Among the thirteen clinicopathological factors we proposed, we found and selected the following to be more significant and independent prognostic factors for poor survival after hepatectomy: multiple hepatic metastatic tumors; hepatic metastatic tumor greater than 5 cm in diameter; resectable extrahepatic distant metastases; recurrent hepatic metastases within one year after resection of primary colorectal cancer including synchronous hepatic metastases; regional lymph node metastases and serosa invasion of primary colorectal cancers. On the other hand, none of the therapeutic factors we proposed were selected as significant prognostic factors. We found that a 1 cm negative surgical margin and type of hepatectomy were not important as long as the tumor was resected completely for colorectal liver metastases. The goal of the present study was to establish a new scoring system to classify patients with colorectal liver metastases. Hence, this would allow an accurate prediction of long-term prognosis after surgical resection in these patients. Such a system would enable better selection of candidates for surgical resection. At last, our new scoring system, which includes six prognostic factors described above, significantly classified not only a group of patients in one hospital but also a group of patients in another hospital. We are not aware of a similar scale system for predicting the long-term outcome of surgical resection for colorectal liver metastases. According to our scoring system, patients with a total score of 0 ≤y1≤ 3 were suitable candidates for hepatectomy. On the other hand, patients with a total score of y1>5 should not undergo hepatectomy. We believe that patients with a total score of 3 < y1≤ 5 should undergo hepatectomy first, since there is no other treatment superior to hepatectomy at present.

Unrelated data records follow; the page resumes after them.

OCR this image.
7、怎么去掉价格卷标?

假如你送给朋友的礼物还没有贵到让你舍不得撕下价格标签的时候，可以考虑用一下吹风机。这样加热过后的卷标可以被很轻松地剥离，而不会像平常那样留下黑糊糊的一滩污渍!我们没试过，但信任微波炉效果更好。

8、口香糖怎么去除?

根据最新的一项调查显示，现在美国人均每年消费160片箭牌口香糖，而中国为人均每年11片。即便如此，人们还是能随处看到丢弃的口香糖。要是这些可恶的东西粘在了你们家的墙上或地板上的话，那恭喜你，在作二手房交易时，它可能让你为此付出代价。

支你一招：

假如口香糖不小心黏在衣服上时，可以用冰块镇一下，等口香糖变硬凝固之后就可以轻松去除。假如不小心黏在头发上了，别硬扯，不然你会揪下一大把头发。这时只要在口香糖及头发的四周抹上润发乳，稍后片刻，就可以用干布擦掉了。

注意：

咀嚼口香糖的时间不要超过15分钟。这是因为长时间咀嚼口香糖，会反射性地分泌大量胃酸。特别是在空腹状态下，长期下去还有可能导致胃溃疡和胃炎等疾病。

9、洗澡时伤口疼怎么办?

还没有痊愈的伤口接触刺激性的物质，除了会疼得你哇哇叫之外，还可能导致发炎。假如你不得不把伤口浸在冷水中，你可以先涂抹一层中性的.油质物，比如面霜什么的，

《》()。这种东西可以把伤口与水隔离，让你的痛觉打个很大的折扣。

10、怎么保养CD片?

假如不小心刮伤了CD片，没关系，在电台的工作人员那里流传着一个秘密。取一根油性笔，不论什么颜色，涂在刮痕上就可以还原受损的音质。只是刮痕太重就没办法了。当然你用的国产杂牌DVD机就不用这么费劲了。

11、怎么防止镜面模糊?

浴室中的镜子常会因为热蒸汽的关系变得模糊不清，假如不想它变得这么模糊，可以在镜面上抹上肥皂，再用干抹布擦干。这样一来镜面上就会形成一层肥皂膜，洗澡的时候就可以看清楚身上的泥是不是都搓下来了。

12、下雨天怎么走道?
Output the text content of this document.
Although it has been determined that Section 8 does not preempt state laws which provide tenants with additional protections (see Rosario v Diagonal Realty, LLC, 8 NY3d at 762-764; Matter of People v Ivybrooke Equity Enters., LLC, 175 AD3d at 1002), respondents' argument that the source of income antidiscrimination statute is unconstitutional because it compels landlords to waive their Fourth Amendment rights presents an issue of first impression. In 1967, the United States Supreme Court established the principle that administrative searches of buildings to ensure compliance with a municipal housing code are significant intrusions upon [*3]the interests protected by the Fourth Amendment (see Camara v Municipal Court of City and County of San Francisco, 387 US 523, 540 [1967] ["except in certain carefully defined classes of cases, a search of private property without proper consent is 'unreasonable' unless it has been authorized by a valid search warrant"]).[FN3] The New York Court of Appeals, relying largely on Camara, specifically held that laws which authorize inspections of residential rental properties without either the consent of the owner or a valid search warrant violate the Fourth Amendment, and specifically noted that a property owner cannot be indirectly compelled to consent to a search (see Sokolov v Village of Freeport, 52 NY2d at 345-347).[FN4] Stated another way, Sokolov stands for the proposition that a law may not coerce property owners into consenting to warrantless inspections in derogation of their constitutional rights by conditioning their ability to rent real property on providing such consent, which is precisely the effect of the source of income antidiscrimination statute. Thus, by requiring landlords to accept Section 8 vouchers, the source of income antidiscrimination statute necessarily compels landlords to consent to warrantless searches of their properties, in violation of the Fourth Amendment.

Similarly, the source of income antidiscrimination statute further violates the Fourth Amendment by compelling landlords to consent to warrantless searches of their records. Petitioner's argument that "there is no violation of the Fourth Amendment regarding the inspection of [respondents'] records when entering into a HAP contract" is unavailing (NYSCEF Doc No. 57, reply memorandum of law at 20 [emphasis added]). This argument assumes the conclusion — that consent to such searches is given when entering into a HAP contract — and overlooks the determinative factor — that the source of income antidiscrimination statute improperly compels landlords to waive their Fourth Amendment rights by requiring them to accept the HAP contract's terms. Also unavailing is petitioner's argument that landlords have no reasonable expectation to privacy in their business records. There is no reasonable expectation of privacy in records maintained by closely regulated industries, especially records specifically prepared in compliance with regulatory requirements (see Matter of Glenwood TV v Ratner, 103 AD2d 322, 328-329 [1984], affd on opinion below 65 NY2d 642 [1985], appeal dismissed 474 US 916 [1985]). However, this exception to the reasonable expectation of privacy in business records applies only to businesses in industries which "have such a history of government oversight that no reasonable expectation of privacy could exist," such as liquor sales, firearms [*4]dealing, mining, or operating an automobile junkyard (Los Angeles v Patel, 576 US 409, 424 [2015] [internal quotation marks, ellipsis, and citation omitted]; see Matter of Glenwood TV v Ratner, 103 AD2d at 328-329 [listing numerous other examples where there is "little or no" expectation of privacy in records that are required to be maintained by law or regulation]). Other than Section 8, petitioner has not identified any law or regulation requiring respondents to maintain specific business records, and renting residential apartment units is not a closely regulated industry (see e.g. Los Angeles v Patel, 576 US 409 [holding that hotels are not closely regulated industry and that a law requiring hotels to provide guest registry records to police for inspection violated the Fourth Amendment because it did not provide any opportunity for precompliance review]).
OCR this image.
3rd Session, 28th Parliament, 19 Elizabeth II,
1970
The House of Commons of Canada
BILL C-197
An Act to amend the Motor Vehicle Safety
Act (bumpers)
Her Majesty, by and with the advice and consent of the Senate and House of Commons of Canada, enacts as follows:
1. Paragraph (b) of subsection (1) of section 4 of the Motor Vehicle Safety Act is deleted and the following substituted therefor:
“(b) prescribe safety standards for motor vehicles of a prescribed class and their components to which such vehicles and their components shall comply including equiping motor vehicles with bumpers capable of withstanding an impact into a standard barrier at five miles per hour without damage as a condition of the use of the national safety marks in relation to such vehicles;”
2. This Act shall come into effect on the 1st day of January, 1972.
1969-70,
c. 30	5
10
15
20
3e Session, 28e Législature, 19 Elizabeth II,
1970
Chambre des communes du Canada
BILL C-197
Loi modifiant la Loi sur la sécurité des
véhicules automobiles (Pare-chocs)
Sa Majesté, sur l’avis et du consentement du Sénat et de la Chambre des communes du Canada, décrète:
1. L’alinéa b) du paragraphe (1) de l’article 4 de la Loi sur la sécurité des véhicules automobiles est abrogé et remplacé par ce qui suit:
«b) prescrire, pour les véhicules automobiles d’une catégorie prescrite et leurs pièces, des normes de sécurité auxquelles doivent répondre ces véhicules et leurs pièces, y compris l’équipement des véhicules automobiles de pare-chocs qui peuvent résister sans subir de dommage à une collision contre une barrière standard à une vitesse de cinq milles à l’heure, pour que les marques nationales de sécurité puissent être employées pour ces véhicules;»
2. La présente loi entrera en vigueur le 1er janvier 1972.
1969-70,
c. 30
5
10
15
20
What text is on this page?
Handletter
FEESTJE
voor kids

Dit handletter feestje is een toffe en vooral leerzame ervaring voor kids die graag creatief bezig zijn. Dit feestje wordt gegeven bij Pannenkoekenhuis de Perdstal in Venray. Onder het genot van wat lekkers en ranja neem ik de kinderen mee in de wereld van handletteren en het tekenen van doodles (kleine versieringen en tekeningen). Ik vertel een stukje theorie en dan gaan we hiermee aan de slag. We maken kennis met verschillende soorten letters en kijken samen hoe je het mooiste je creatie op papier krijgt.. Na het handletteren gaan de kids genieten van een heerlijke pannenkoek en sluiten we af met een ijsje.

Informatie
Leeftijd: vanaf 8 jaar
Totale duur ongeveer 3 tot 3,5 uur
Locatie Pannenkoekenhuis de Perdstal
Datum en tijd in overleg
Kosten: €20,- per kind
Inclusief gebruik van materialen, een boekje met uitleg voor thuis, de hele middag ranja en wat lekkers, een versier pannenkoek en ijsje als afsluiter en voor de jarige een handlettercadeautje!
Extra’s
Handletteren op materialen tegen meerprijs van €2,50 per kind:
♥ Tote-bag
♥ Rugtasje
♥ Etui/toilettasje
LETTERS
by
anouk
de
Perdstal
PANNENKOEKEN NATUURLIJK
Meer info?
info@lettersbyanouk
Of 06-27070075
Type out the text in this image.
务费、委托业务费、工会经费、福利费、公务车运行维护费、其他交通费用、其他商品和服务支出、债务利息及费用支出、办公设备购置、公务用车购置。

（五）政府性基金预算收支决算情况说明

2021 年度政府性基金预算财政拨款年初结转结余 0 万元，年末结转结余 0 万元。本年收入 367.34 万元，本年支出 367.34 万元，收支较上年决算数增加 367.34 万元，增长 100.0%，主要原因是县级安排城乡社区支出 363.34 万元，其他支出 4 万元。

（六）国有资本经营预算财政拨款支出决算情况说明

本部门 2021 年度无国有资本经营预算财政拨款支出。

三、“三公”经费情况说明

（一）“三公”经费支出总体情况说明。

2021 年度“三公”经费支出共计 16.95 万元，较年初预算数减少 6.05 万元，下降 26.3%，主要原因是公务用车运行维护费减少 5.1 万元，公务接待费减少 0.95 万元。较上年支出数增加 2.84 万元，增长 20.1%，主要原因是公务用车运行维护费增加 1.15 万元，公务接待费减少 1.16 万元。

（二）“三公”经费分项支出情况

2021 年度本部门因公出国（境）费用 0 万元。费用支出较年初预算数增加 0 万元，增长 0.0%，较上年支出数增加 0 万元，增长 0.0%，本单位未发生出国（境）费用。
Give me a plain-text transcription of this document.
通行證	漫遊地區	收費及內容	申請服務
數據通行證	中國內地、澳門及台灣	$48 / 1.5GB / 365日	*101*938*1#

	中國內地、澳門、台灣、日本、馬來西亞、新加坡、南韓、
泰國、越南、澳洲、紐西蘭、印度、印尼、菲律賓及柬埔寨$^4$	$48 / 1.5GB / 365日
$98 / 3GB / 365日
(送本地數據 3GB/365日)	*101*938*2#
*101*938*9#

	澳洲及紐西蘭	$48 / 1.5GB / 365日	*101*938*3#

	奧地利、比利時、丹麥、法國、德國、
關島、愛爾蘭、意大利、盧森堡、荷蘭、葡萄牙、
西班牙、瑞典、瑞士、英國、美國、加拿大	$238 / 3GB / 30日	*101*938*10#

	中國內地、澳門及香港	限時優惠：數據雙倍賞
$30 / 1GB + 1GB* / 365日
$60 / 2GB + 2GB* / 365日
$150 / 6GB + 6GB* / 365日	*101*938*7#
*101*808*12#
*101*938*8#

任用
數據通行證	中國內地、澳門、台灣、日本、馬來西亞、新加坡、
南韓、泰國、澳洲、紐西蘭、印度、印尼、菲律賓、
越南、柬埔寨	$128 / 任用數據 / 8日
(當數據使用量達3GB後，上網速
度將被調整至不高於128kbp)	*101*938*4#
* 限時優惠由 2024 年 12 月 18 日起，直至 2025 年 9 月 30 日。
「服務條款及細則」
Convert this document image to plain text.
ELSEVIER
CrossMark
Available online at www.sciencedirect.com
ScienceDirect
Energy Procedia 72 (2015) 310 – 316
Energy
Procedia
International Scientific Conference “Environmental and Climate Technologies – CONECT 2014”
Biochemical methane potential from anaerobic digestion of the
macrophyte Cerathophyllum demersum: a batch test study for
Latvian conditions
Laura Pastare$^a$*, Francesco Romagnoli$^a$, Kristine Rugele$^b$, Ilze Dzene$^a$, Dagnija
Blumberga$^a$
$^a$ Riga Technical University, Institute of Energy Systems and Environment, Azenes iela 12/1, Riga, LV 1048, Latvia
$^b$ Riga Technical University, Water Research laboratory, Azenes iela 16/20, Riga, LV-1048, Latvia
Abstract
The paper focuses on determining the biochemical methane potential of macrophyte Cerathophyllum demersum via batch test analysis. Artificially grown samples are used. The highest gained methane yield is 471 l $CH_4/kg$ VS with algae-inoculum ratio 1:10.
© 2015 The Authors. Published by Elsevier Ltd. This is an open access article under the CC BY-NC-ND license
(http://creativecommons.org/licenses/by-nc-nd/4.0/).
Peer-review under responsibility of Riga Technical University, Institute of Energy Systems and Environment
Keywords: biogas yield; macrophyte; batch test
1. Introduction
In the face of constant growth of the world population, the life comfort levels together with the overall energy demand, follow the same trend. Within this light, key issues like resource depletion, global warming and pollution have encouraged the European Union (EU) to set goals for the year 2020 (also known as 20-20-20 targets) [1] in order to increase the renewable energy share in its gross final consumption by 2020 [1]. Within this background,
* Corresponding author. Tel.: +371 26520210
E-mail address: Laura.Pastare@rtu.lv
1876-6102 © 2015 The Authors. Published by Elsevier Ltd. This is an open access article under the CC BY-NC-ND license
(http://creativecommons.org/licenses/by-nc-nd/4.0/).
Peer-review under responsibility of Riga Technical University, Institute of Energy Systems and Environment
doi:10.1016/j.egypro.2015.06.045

In addition, we realized that the positive number of significant prognostic factors also classified patients well with colorectal liver metastases. The prognosis of patients with positive number ≥ 5 was very poor. It seemed that our scoring formula and the positive number of risk factors had almost equal usefulness to select good candidates for hepatic resection at present. The former is more accurate, but complicated to calculate, while the latter is less accurate, but simple. Further investigation should be necessary to prove their superiority.
In conclusion, we identified six important and independent prognostic factors that were recognized before or during surgery. We used multivariate analyses from a retrospective review of patients who underwent hepatic resection for colorectal liver metastases in one hospital. We proposed a new scoring system to classify those patients according to the long-term outcome after hepatectomy. Our scoring system accurately classified a different group of patients from another hospital as well. In addition, the positive number of significant prognostic factors also classified with those patients with good accuracy. Further investigation is necessary in the future.